Увидев друга, он отложил книгу, снял с уставших глаз пенснэ и встал с дивана.

— Это ты?..

Он поздоровался, походил по комнате и сказал:

— Я сейчас читал и думал о том, что мы совершенно отвыкли иметь свои личные мысли. Мы боимся теперь правды перед самими собой. Мы скоро будем совершенно пустыми. Перестаешь верить в значительность и даже просто в существование самого себя, как отдельного мира. Потому что все кругом живет, как масса, не имеющая в себе никакого внутреннего мира.

Он остановился и помолчал, потом продолжал:

— Сейчас нельзя жить, не имея около себя души, которая понимала бы все до последних глубин из того, что в тебе есть. Это всегда нуждается в восприемнике, иначе потеряешь способность духовной жизни. Мы, т. е. те, кто еще сохранил себя среди шумного, чуждого нам потока, должны соединиться в своего рода «церковь», что ли, чтобы пронести нашу правду, общечеловеческую истину сквозь эту эпоху и спасти ее от гибели. И она не погибнет. Я верю, что душа человека, встречаясь с вечной истиной, чувствует эту истину, несмотря ни на что. Этого убить ничем нельзя.

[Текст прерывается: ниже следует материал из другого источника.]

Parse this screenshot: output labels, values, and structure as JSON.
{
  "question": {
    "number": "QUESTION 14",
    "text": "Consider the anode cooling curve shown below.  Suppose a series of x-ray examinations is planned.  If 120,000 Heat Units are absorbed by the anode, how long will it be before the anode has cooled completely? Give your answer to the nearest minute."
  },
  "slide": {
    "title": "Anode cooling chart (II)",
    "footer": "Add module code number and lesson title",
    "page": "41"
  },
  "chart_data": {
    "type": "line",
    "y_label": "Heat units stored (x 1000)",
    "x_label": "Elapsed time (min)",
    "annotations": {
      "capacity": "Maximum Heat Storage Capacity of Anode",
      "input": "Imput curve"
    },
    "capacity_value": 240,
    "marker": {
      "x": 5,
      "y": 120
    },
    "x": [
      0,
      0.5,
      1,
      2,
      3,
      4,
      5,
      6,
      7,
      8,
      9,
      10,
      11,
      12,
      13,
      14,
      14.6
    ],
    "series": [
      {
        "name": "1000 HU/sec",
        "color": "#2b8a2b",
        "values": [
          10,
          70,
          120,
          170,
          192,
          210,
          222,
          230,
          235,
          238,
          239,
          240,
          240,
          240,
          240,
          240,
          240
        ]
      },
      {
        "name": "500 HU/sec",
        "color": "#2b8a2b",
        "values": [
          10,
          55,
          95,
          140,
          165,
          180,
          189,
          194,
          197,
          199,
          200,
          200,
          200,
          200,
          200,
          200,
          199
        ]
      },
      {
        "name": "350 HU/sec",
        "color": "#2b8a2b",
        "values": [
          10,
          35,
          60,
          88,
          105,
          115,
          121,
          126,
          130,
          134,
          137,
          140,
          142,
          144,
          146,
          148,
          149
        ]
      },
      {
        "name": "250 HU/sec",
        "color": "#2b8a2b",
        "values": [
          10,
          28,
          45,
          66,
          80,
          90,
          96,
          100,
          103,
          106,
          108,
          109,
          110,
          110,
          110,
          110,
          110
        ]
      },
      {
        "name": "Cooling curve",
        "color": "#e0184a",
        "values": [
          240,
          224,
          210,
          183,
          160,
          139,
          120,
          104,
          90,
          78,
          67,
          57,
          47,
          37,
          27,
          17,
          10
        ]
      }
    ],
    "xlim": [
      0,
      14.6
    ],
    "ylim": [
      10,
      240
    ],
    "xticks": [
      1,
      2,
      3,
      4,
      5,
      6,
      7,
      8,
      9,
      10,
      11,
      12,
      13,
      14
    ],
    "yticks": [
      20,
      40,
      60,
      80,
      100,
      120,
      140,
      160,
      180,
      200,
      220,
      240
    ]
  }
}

Говоря это, он стоял и смотрел куда-то вдаль.

— Мы должны знать, что в истории человечества бывают эпохи, когда человек надолго отходит от того божественного, что есть в нем. У него остается только внешнее, животное — его механическая сила, способности, но внутри — ничего. Но я верю, что скоро-скоро человек почувствует великую тоску от ничтожества внешних дел и вернется к своей забытой душе.